Mental health in Germany before, during and after the COVID-19 pandemic

PLoS One. 2025 Jan 3;20(1):e0313689. doi: 10.1371/journal.pone.0313689. eCollection 2025.

Abstract

Based on nationally representative panel data (N person-years = 40,020; N persons = 18,704; Panel Labour Market and Social Security; PASS) from 2018 to 2022, we investigate how mental health changed during and after the COVID-19 pandemic. We employ time-distributed fixed effects regressions to show that mental health (Mental Health Component Summary Score of the SF-12) decreased from the first COVID-19 wave in 2020 onward, leading to the most pronounced mental health decreases during the Delta wave, which began in August 2021. In the summer of 2022, mental health had not returned to baseline levels. An analysis of the subdomains of the mental health measure indicates that long-term negative mental health changes are mainly driven by declines in psychological well-being and calmness. Furthermore, our results indicate no clear patterns of heterogeneity between age groups, sex, income, education, migrant status, childcare responsibilities or pre-COVID-19 health status.
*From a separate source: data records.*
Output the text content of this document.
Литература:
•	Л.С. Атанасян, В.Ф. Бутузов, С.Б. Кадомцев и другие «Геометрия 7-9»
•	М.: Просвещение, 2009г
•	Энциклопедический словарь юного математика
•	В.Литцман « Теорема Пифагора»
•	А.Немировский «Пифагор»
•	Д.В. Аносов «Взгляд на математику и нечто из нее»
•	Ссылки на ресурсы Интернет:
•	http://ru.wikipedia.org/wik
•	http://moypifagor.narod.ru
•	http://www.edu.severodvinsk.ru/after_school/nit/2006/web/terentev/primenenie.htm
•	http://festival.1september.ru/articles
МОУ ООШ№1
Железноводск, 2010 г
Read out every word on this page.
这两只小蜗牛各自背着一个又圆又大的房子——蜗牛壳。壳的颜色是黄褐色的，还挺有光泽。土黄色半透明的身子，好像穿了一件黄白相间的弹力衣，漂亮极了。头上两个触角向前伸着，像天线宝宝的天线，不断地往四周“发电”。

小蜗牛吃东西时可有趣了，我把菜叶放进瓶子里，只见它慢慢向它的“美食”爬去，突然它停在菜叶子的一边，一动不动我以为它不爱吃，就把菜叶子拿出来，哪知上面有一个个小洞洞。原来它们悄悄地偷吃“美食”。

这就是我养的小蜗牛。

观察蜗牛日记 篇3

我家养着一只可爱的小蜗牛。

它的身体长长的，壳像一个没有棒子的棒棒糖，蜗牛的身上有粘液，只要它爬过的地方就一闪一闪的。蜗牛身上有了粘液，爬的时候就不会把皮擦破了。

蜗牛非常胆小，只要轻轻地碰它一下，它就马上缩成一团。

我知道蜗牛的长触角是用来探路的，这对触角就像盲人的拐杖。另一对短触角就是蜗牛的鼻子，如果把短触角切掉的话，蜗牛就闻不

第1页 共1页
Thus, the COVID-19 pandemic appears to have had a uniform effect on mental health in the German adult population and did not lead to a widening of health inequalities in the long run.

MeSH terms

  • Adolescent
  • Adult
  • Aged
  • COVID-19* / epidemiology
  • COVID-19* / psychology
  • Female
  • Germany / epidemiology
  • Humans
  • Male
  • Mental Health* / statistics & numerical data
  • Middle Aged
  • Pandemics
  • SARS-CoV-2 / isolation & purification
  • Young Adult

Grants and funding

MC and AP are grateful for a grant from the Hans Böckler Foundation (HBS, project number 2023-40-4). The funders had no role in study design, data collection and analysis, decision to publish, or preparation of the manuscript.